Самоотверженная революционная работа Пришвина привела его в тюремную одиночку, потом в ссылку, а потом уже за границу, где он кончил в Лейпцигском университете агрономическое отделение философского факультета. В те годы выбор предметов там был свободен и резкого разграничения между гуманитарными, точными и практическими курсами не существовало.

По окончании университета Пришвин попал в Париж, и там на него обрушилась, как величайшее испытание, не мечтательная, а реальная любовь к русской девушке-студентке Варваре Петровне Измалковой. Эта первая любовь перевернула всю его душу, отношение к жизни и понимание своего места в ней. Любовь продолжалась только две недели: поцелуи в весеннем Люксембургском саду и неясные планы на будущее. Девушка с женской проницательностью поняла, что она «лишь повод для его полета», ей хотелось обычного, устойчивого, земного, а ему надо было еще далеко и долго лететь по всем стихиям мира, чтоб понять себя и этот мир. Они расстались.

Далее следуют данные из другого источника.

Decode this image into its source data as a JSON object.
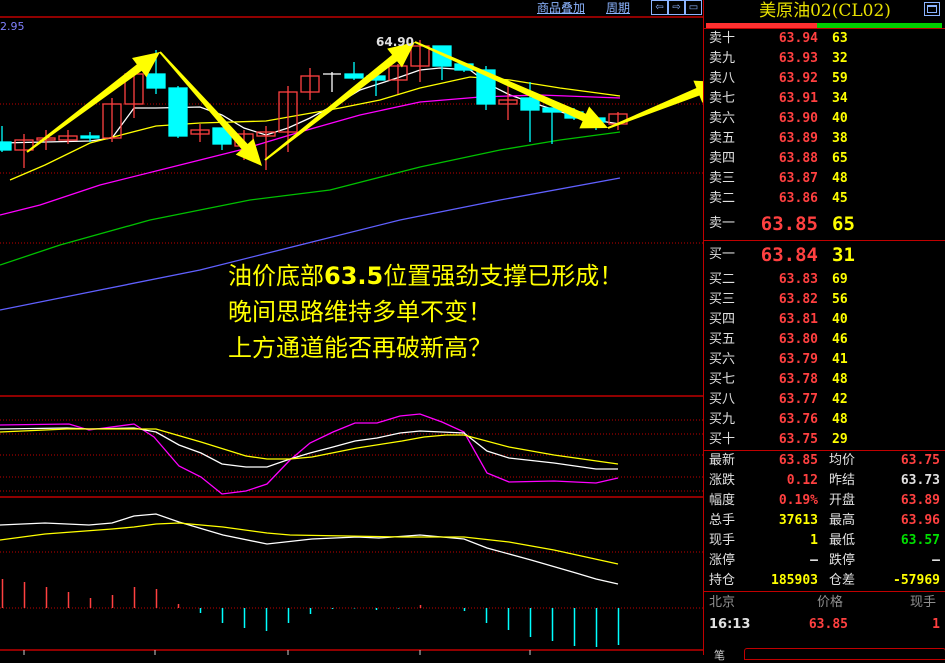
{
  "toolbar": {
    "overlay_label": "商品叠加",
    "period_label": "周期",
    "icons": [
      "arrow-left-icon",
      "arrow-right-icon",
      "layout-icon"
    ]
  },
  "chart_header": {
    "scale_top_label": "2.95",
    "peak_label": "64.90"
  },
  "annotation": {
    "line1_pre": "油价底部",
    "line1_num": "63.5",
    "line1_post": "位置强劲支撑已形成！",
    "line2": "晚间思路维持多单不变！",
    "line3": "上方通道能否再破新高？"
  },
  "colors": {
    "up": "#ff4040",
    "down": "#00ffff",
    "arrow": "#ffff00",
    "grid": "#c00000",
    "ma5": "#ffffff",
    "ma10": "#ffff00",
    "ma20": "#ff00ff",
    "ma60": "#00c000",
    "ma120": "#6060ff"
  },
  "chart_data": {
    "type": "candlestick",
    "candles": [
      {
        "o": 63.59,
        "c": 63.55,
        "h": 63.67,
        "l": 63.54
      },
      {
        "o": 63.55,
        "c": 63.6,
        "h": 63.63,
        "l": 63.46
      },
      {
        "o": 63.6,
        "c": 63.61,
        "h": 63.65,
        "l": 63.55
      },
      {
        "o": 63.6,
        "c": 63.62,
        "h": 63.65,
        "l": 63.58
      },
      {
        "o": 63.62,
        "c": 63.61,
        "h": 63.64,
        "l": 63.59
      },
      {
        "o": 63.61,
        "c": 63.78,
        "h": 63.81,
        "l": 63.59
      },
      {
        "o": 63.78,
        "c": 63.93,
        "h": 63.96,
        "l": 63.71
      },
      {
        "o": 63.93,
        "c": 63.86,
        "h": 64.05,
        "l": 63.83
      },
      {
        "o": 63.86,
        "c": 63.62,
        "h": 63.87,
        "l": 63.61
      },
      {
        "o": 63.63,
        "c": 63.65,
        "h": 63.68,
        "l": 63.59
      },
      {
        "o": 63.66,
        "c": 63.58,
        "h": 63.66,
        "l": 63.55
      },
      {
        "o": 63.57,
        "c": 63.63,
        "h": 63.65,
        "l": 63.5
      },
      {
        "o": 63.62,
        "c": 63.64,
        "h": 63.67,
        "l": 63.45
      },
      {
        "o": 63.64,
        "c": 63.84,
        "h": 63.87,
        "l": 63.54
      },
      {
        "o": 63.84,
        "c": 63.92,
        "h": 63.96,
        "l": 63.8
      },
      {
        "o": 63.93,
        "c": 63.93,
        "h": 63.94,
        "l": 63.84
      },
      {
        "o": 63.93,
        "c": 63.91,
        "h": 63.99,
        "l": 63.9
      },
      {
        "o": 63.92,
        "c": 63.9,
        "h": 63.92,
        "l": 63.82
      },
      {
        "o": 63.9,
        "c": 63.97,
        "h": 63.98,
        "l": 63.83
      },
      {
        "o": 63.97,
        "c": 64.07,
        "h": 64.1,
        "l": 63.89
      },
      {
        "o": 64.07,
        "c": 63.97,
        "h": 64.07,
        "l": 63.9
      },
      {
        "o": 63.98,
        "c": 63.95,
        "h": 63.98,
        "l": 63.94
      },
      {
        "o": 63.95,
        "c": 63.78,
        "h": 63.97,
        "l": 63.75
      },
      {
        "o": 63.78,
        "c": 63.8,
        "h": 63.87,
        "l": 63.7
      },
      {
        "o": 63.81,
        "c": 63.75,
        "h": 63.89,
        "l": 63.59
      },
      {
        "o": 63.76,
        "c": 63.74,
        "h": 63.76,
        "l": 63.58
      },
      {
        "o": 63.74,
        "c": 63.71,
        "h": 63.76,
        "l": 63.7
      },
      {
        "o": 63.71,
        "c": 63.69,
        "h": 63.71,
        "l": 63.65
      },
      {
        "o": 63.68,
        "c": 63.73,
        "h": 63.74,
        "l": 63.65
      }
    ],
    "macd_hist": [
      29,
      26,
      21,
      16,
      10,
      13,
      21,
      19,
      4,
      -5,
      -15,
      -20,
      -23,
      -15,
      -6,
      -1,
      -0.5,
      -2,
      -0.5,
      3,
      0,
      -3,
      -15,
      -22,
      -29,
      -33,
      -38,
      -39,
      -37
    ],
    "grid": true
  },
  "panel": {
    "title": "美原油02(CL02)",
    "ask_ratio": 0.47,
    "asks": [
      {
        "label": "卖十",
        "price": "63.94",
        "qty": "63"
      },
      {
        "label": "卖九",
        "price": "63.93",
        "qty": "32"
      },
      {
        "label": "卖八",
        "price": "63.92",
        "qty": "59"
      },
      {
        "label": "卖七",
        "price": "63.91",
        "qty": "34"
      },
      {
        "label": "卖六",
        "price": "63.90",
        "qty": "40"
      },
      {
        "label": "卖五",
        "price": "63.89",
        "qty": "38"
      },
      {
        "label": "卖四",
        "price": "63.88",
        "qty": "65"
      },
      {
        "label": "卖三",
        "price": "63.87",
        "qty": "48"
      },
      {
        "label": "卖二",
        "price": "63.86",
        "qty": "45"
      },
      {
        "label": "卖一",
        "price": "63.85",
        "qty": "65"
      }
    ],
    "bids": [
      {
        "label": "买一",
        "price": "63.84",
        "qty": "31"
      },
      {
        "label": "买二",
        "price": "63.83",
        "qty": "69"
      },
      {
        "label": "买三",
        "price": "63.82",
        "qty": "56"
      },
      {
        "label": "买四",
        "price": "63.81",
        "qty": "40"
      },
      {
        "label": "买五",
        "price": "63.80",
        "qty": "46"
      },
      {
        "label": "买六",
        "price": "63.79",
        "qty": "41"
      },
      {
        "label": "买七",
        "price": "63.78",
        "qty": "48"
      },
      {
        "label": "买八",
        "price": "63.77",
        "qty": "42"
      },
      {
        "label": "买九",
        "price": "63.76",
        "qty": "48"
      },
      {
        "label": "买十",
        "price": "63.75",
        "qty": "29"
      }
    ],
    "stats": [
      {
        "l1": "最新",
        "v1": "63.85",
        "c1": "#ff4040",
        "l2": "均价",
        "v2": "63.75",
        "c2": "#ff4040"
      },
      {
        "l1": "涨跌",
        "v1": "0.12",
        "c1": "#ff4040",
        "l2": "昨结",
        "v2": "63.73",
        "c2": "#e0e0e0"
      },
      {
        "l1": "幅度",
        "v1": "0.19%",
        "c1": "#ff4040",
        "l2": "开盘",
        "v2": "63.89",
        "c2": "#ff4040"
      },
      {
        "l1": "总手",
        "v1": "37613",
        "c1": "#ffff00",
        "l2": "最高",
        "v2": "63.96",
        "c2": "#ff4040"
      },
      {
        "l1": "现手",
        "v1": "1",
        "c1": "#ffff00",
        "l2": "最低",
        "v2": "63.57",
        "c2": "#00e000"
      },
      {
        "l1": "涨停",
        "v1": "—",
        "c1": "#e0e0e0",
        "l2": "跌停",
        "v2": "—",
        "c2": "#e0e0e0"
      },
      {
        "l1": "持仓",
        "v1": "185903",
        "c1": "#ffff00",
        "l2": "仓差",
        "v2": "-57969",
        "c2": "#ffff00"
      }
    ],
    "ticks_header": {
      "place": "北京",
      "price": "价格",
      "qty": "现手"
    },
    "ticks": [
      {
        "time": "16:13",
        "price": "63.85",
        "qty": "1"
      }
    ],
    "bottom_tab": "笔"
  }
}
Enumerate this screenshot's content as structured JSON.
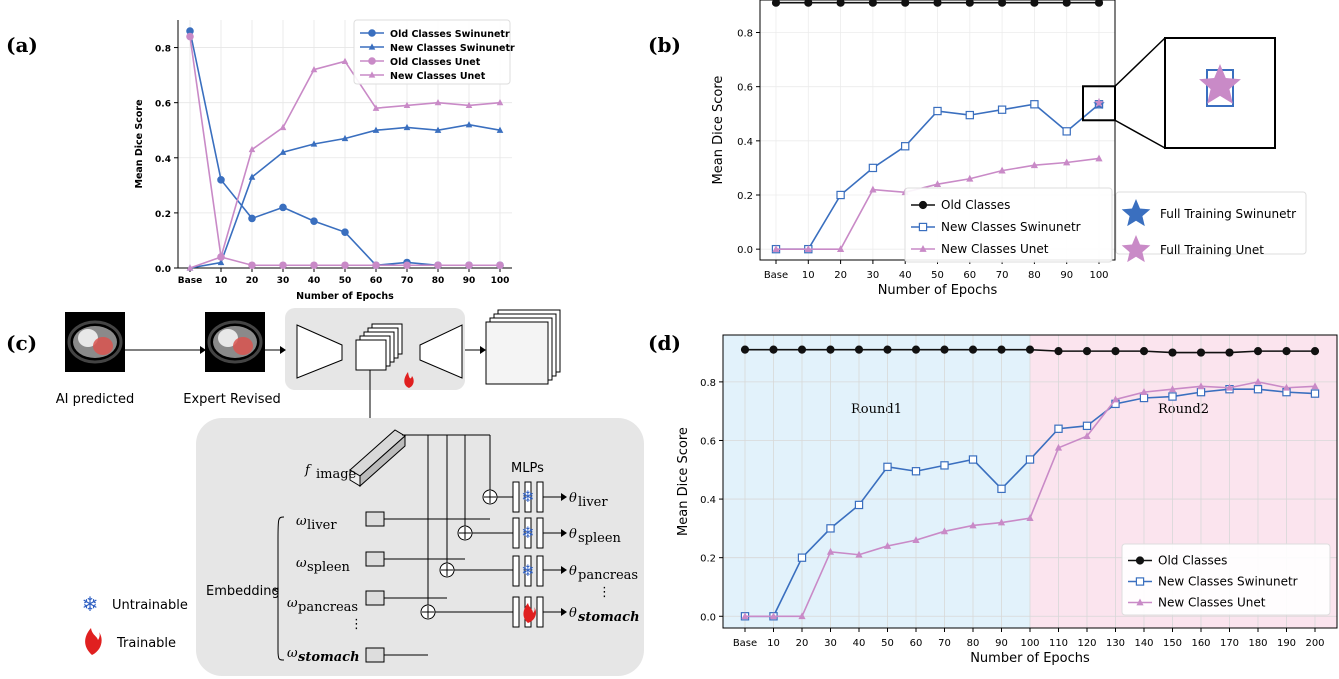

«Женщина протянула руку к арфе, тронула пальцем, и от прикосновения пальца ее к струне родился звук. Так и со мной было: она тронула – и я запел». Женщина, не ведая того, подарила нам поэта, а сама растворилась в безвестности. Пришвин был оглушен и подавлен разрывом. Он долго находился на грани душевной болезни, хотя это было его тайной, тщательно скрываемой от всех. Он вернулся на родину. Теперь он припал к земле – к последнему прибежищу, и там у природы вновь, как ребенок, стал учиться жить. Все это происходило в первые годы нового, XX века.

Пришвин становится сельским агрономом. Так или иначе, он пробует жить, как живут все люди. Он наблюдает теперь, как серьезно, самоотверженно живут и любят в природе птицы, звери, все живое. Как пуста бывает подчас человеческая «свободная» любовь. И в то же время, как много надо человеку создать своего и вложить в чувство любви, чтобы поднять его до себя.

Пришвин, начинающий ученый, работает под руководством Д. Н. Прянишникова, будущего известного академика, в Петровской сельскохозяйственной академии в Москве. Выходят его книжки по сельскому хозяйству, он пишет их для заработка, – у него уже семья, которую надо содержать. В те годы, работая под Москвой в Клину, Пришвин встречается с Ефросиньей Павловной Смогалевой. «У этой совсем простой и неграмотной очень хорошей женщины был свой ребенок Яша, и мы стали жить с ней попросту…» Рождаются свои сыновья; только мать не признает его семьи, и это новое тяжелое для него испытание.

И в работе нет ему утешения: Пришвин чувствует, что агрономия не его призвание. Его тянет в Петербург, к центру культуры, где бьется мысль, где философы и художники спорят о ее направлениях и сами эти направления создают. Городом света и своей писательской родиной назовет его Пришвин впоследствии: «Я полюбил Петербург за свободу, за право творческой мечты».

«Тут на Киновийском проспекте, среди свинарников и капустников, в деревянной лачуге, я начал этот путь свой бродяги-писателя. Есть у нас в стране <…> милые города, в числе их, как всякому русскому, родная Москва. Но прекрасным городом в нашей стране остается мне один Ленинград: я не по крови люблю его, а за то, что в нем только я почувствовал в себе человека».